Samhain                                                             Thanksgiving Moon

 

Max Beckman’s “Blind Man’s Buff” is one of the highlights of the MIA’s collections.  His tryptychs are a wonder and the MIA’s may be the best of the batch.  Here’s the fun part. It’s about to undergo conservation and this conservation will not be hidden away in the sub-basement devoted to the Midwest Art Conservation Center, but done right in the gallery over the next few months.

This is an extraordinary opportunity to learn about this painstaking, delicate and sophisticated aspect of museum life.  I’ve had the opportunity to tour the Center twice and heard lectures from them at other times.  Most museum goers don’t know of its existence, I imagine, but it got special attention during the design of the Grave’s Target Wing.  It needed it.  Before it had been jammed into rooms and spaces not being used by the MIA.

Its print and paper conservation room had the most peculiar space up a short flight of stairs and entered through a half-height door.  Here’s an odd bit of history.  An MIA museum guard wrote a successful movie that had this door as a key conceit:  Being John Malkevich. If you saw the movie, you’ll recall that actors entered his brain through a tiny door.

Conservation and restoration are tricky concepts in the world of art and antiquities, the current era different from the near past and very different from the times before that.  In the near past conservation and restoration had a bad time because earlier conservators had sometimes chopped up paintings to fit new frames, filled in colors or removed layers of paint to show an underpainting.  In buildings like those at Angkor the previous era of restoration fixed the buildings, tuning them up to the then current understanding of what they would have looked like.  In both instances conservators and restorers often used permanent materials that could not be distinguished from the original and/or modified the original in substantial ways.

The near past’s reaction against that was to leave objects in their found state, to eschew all but the most necessary (particularly in painting and sculpture) interventions.  The current thinking is to restore, if necessary and deemed advisable, only in concert what the very best investigative work can determine consonant with the original.  And then, here’s a key move, to use only materials easily identified as added and also easy to remove without causing harm to the work or the building.  This allows restorations to reproduce a work’s original look in a way that preserves the artist’s original intent, yet not to alter the original in ways that cannot be undone and undone without injuring the work.  Scholarship in the future may change the view of the object.

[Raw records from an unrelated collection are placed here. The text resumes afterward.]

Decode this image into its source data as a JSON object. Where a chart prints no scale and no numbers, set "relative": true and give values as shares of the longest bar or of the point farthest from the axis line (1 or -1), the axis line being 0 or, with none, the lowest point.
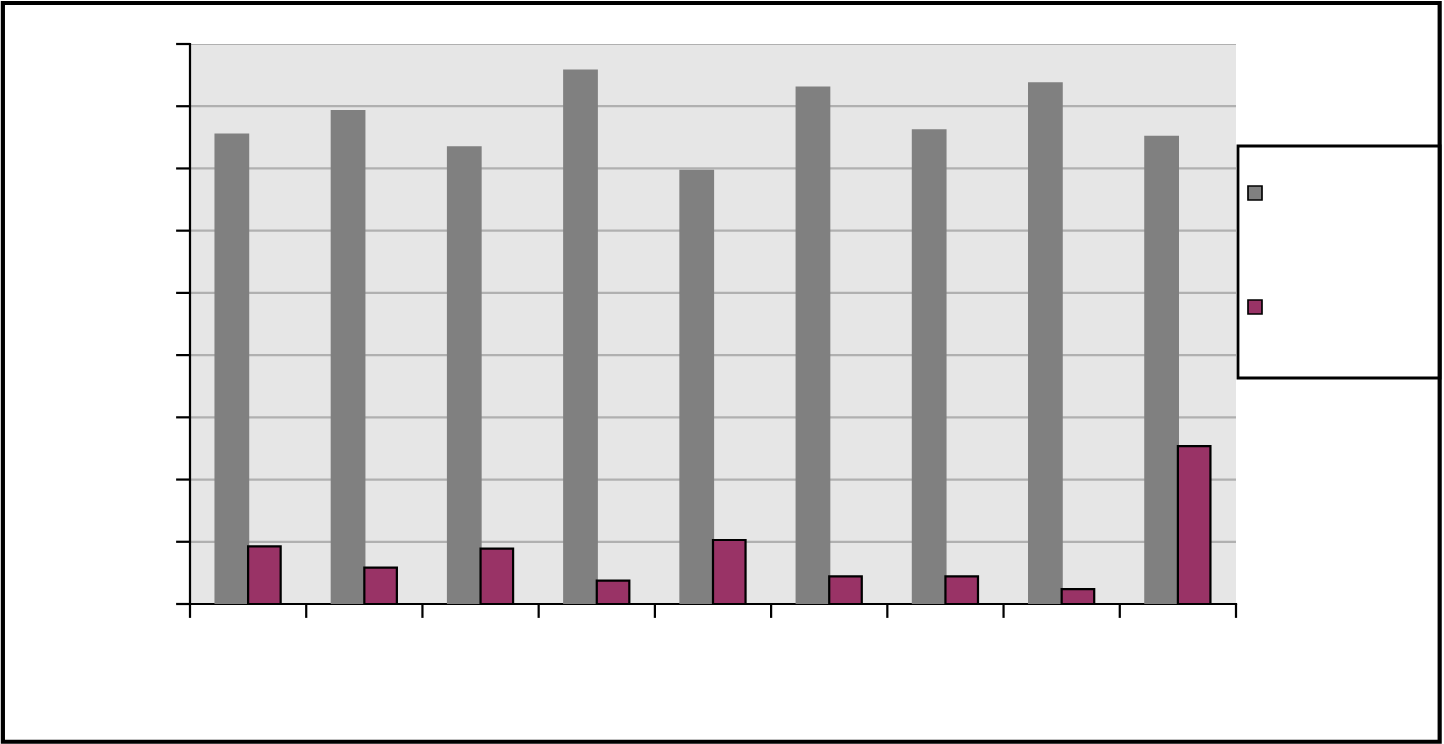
{
  "chart_data": {
    "type": "bar",
    "relative": true,
    "categories": [
      null,
      null,
      null,
      null,
      null,
      null,
      null,
      null,
      null
    ],
    "series": [
      {
        "color": "#808080",
        "values": [
          0.88,
          0.924,
          0.856,
          1,
          0.812,
          0.968,
          0.888,
          0.976,
          0.876
        ]
      },
      {
        "color": "#993366",
        "values": [
          0.108,
          0.068,
          0.104,
          0.044,
          0.12,
          0.052,
          0.052,
          0.028,
          0.296
        ]
      }
    ],
    "grid": "y"
  }
}
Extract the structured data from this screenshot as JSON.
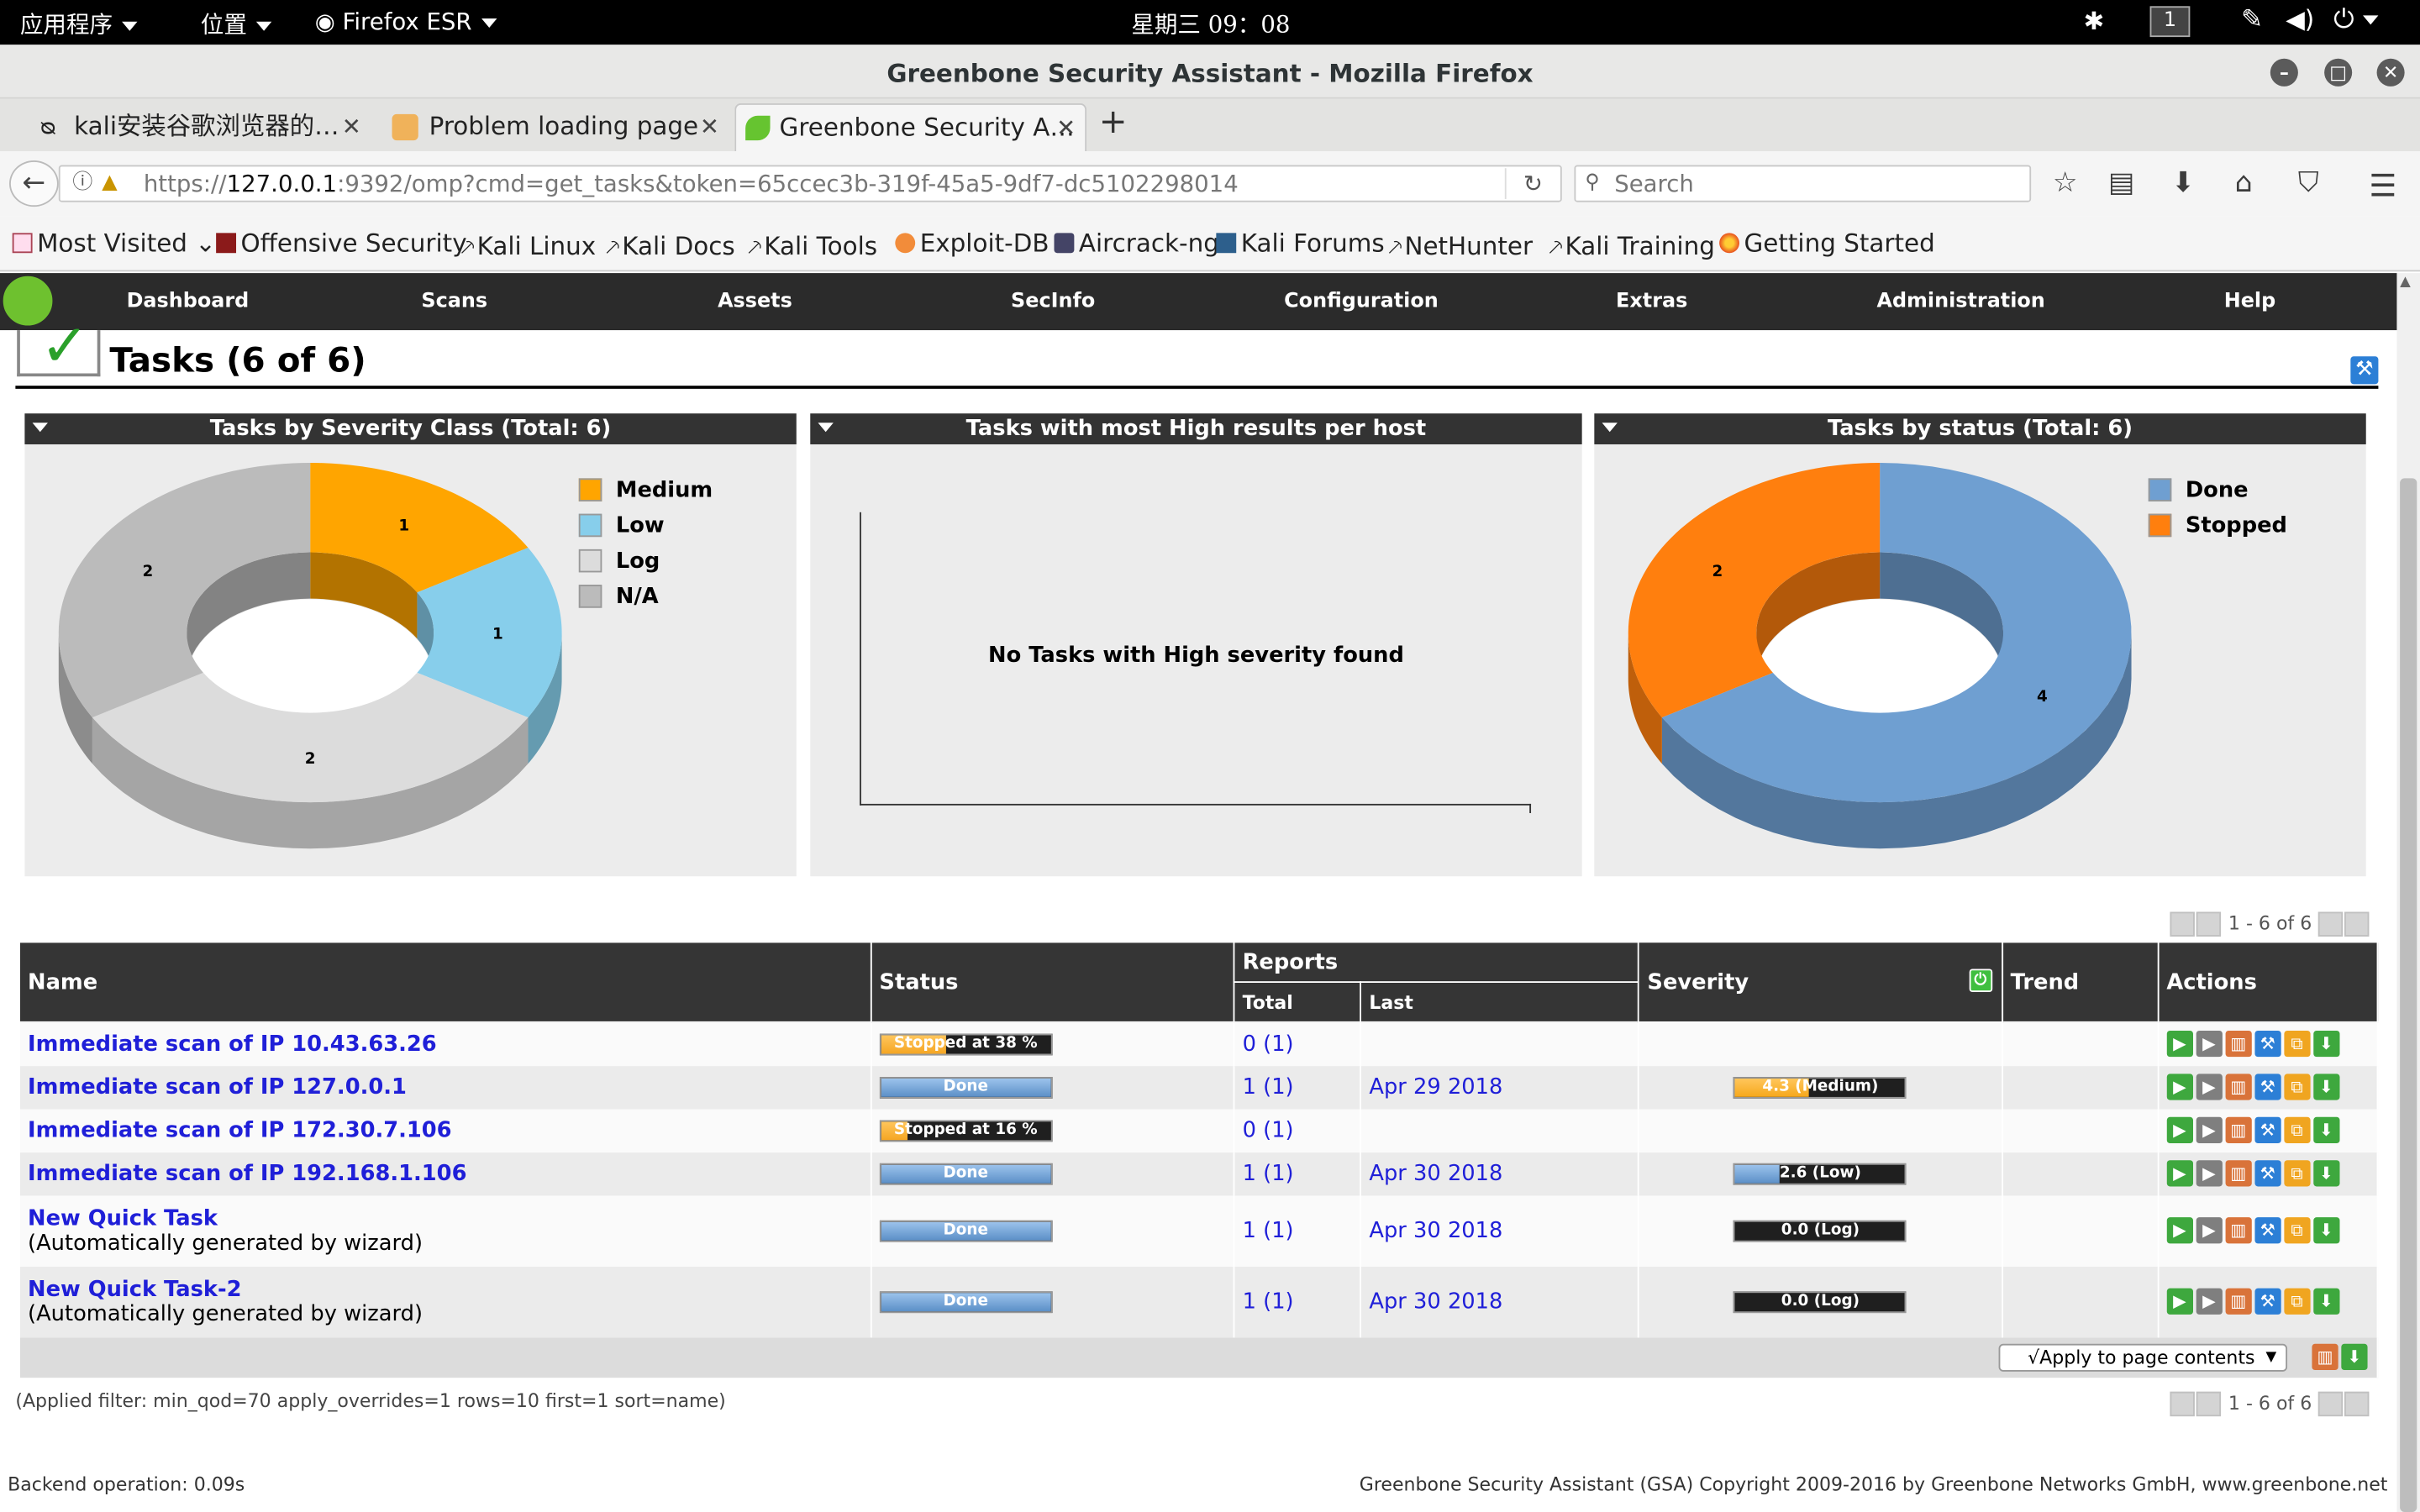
{
  "system": {
    "apps_menu": "应用程序",
    "places_menu": "位置",
    "app_name": "Firefox ESR",
    "clock": "星期三 09：08",
    "workspace": "1"
  },
  "window": {
    "title": "Greenbone Security Assistant - Mozilla Firefox"
  },
  "tabs": [
    {
      "label": "kali安装谷歌浏览器的…"
    },
    {
      "label": "Problem loading page"
    },
    {
      "label": "Greenbone Security A…"
    }
  ],
  "nav": {
    "url_scheme": "https://",
    "url_host": "127.0.0.1",
    "url_rest": ":9392/omp?cmd=get_tasks&token=65ccec3b-319f-45a5-9df7-dc5102298014",
    "search_placeholder": "Search"
  },
  "bookmarks": [
    {
      "label": "Most Visited"
    },
    {
      "label": "Offensive Security"
    },
    {
      "label": "Kali Linux"
    },
    {
      "label": "Kali Docs"
    },
    {
      "label": "Kali Tools"
    },
    {
      "label": "Exploit-DB"
    },
    {
      "label": "Aircrack-ng"
    },
    {
      "label": "Kali Forums"
    },
    {
      "label": "NetHunter"
    },
    {
      "label": "Kali Training"
    },
    {
      "label": "Getting Started"
    }
  ],
  "gsa_menu": [
    "Dashboard",
    "Scans",
    "Assets",
    "SecInfo",
    "Configuration",
    "Extras",
    "Administration",
    "Help"
  ],
  "page": {
    "title": "Tasks (6 of 6)"
  },
  "panels": {
    "severity": {
      "title": "Tasks by Severity Class (Total: 6)",
      "legend": [
        {
          "label": "Medium",
          "color": "#ffa500"
        },
        {
          "label": "Low",
          "color": "#87ceeb"
        },
        {
          "label": "Log",
          "color": "#dcdcdc"
        },
        {
          "label": "N/A",
          "color": "#bbbbbb"
        }
      ],
      "chart_data": {
        "type": "pie",
        "categories": [
          "Medium",
          "Low",
          "Log",
          "N/A"
        ],
        "values": [
          1,
          1,
          2,
          2
        ],
        "legend": "top-right"
      }
    },
    "high_results": {
      "title": "Tasks with most High results per host",
      "empty_text": "No Tasks with High severity found"
    },
    "status": {
      "title": "Tasks by status (Total: 6)",
      "legend": [
        {
          "label": "Done",
          "color": "#6f9fd1"
        },
        {
          "label": "Stopped",
          "color": "#ff7f0e"
        }
      ],
      "chart_data": {
        "type": "pie",
        "categories": [
          "Done",
          "Stopped"
        ],
        "values": [
          4,
          2
        ],
        "legend": "top-right"
      }
    }
  },
  "pagination": {
    "text": "1 - 6 of 6"
  },
  "table": {
    "headers": {
      "name": "Name",
      "status": "Status",
      "reports": "Reports",
      "total": "Total",
      "last": "Last",
      "severity": "Severity",
      "trend": "Trend",
      "actions": "Actions"
    },
    "rows": [
      {
        "name": "Immediate scan of IP 10.43.63.26",
        "comment": "",
        "status": "Stopped at 38 %",
        "progress": 38,
        "status_kind": "stopped",
        "total": "0",
        "total_paren": "(1)",
        "last": "",
        "severity": "",
        "severity_value": 0,
        "severity_kind": ""
      },
      {
        "name": "Immediate scan of IP 127.0.0.1",
        "comment": "",
        "status": "Done",
        "progress": 100,
        "status_kind": "done",
        "total": "1",
        "total_paren": "(1)",
        "last": "Apr 29 2018",
        "severity": "4.3 (Medium)",
        "severity_value": 4.3,
        "severity_kind": "medium"
      },
      {
        "name": "Immediate scan of IP 172.30.7.106",
        "comment": "",
        "status": "Stopped at 16 %",
        "progress": 16,
        "status_kind": "stopped",
        "total": "0",
        "total_paren": "(1)",
        "last": "",
        "severity": "",
        "severity_value": 0,
        "severity_kind": ""
      },
      {
        "name": "Immediate scan of IP 192.168.1.106",
        "comment": "",
        "status": "Done",
        "progress": 100,
        "status_kind": "done",
        "total": "1",
        "total_paren": "(1)",
        "last": "Apr 30 2018",
        "severity": "2.6 (Low)",
        "severity_value": 2.6,
        "severity_kind": "low"
      },
      {
        "name": "New Quick Task",
        "comment": "(Automatically generated by wizard)",
        "status": "Done",
        "progress": 100,
        "status_kind": "done",
        "total": "1",
        "total_paren": "(1)",
        "last": "Apr 30 2018",
        "severity": "0.0 (Log)",
        "severity_value": 0,
        "severity_kind": "log"
      },
      {
        "name": "New Quick Task-2",
        "comment": "(Automatically generated by wizard)",
        "status": "Done",
        "progress": 100,
        "status_kind": "done",
        "total": "1",
        "total_paren": "(1)",
        "last": "Apr 30 2018",
        "severity": "0.0 (Log)",
        "severity_value": 0,
        "severity_kind": "log"
      }
    ],
    "apply_label": "√Apply to page contents"
  },
  "filter_text": "(Applied filter: min_qod=70 apply_overrides=1 rows=10 first=1 sort=name)",
  "footer": {
    "backend": "Backend operation: 0.09s",
    "copyright": "Greenbone Security Assistant (GSA) Copyright 2009-2016 by Greenbone Networks GmbH, www.greenbone.net"
  },
  "colors": {
    "stopped": "#f5a623",
    "done": "#6f9fd1",
    "medium": "#f6a81b",
    "low": "#6f9fd1"
  }
}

We had a large painting conserved by them a few years ago after we ripped it during renovation of our kitchen and living room area.  It was not cheap, but neither was the painting.  They treated our painting with as much care as they would a museums.  The result was quite impressive.  You’d never know it was done.  Which in this case was the point.  They cleaned it, too.

 

 

Tea in the Mail

Samhain                                                         Thanksgiving Moon

A short morning since I slept in till 8:30.  Not usual.  I usually get up between 7:00 and funincular10007:30 am after a bed-time of 11:30.  Last night I was up until 11:50.  Not sure why I needed the sleep, but I did.  So, I’m alert.  That’s good.

An hour plus working on Missing.  I described Hilgo, a harbor town in the realm of the Holly King.  I used memories of Valparaiso, Chile, (see my photo) giving Hilgo a bi-level appearance with a large wharf.

Got my first shipment of teas from Verdant Tea, a 3 oz. a month club that sends out seasonally apt teas in 1 oz. increments.  They also include brewing instructions.  Since I spend so much time at the computer, the gong fu cha method of brewing works very well.  Today I got a black, and two oolongs along with information about the farmer and their operation for each of them.  All Chinese.

The first one I’m going to try is Qilan Wuyi Oolong.  This picture is a tea farm in the Wuyi mountains, famous in Chinese landscape paintings.

Now I’m back after the nap, ready to hit the Ovid.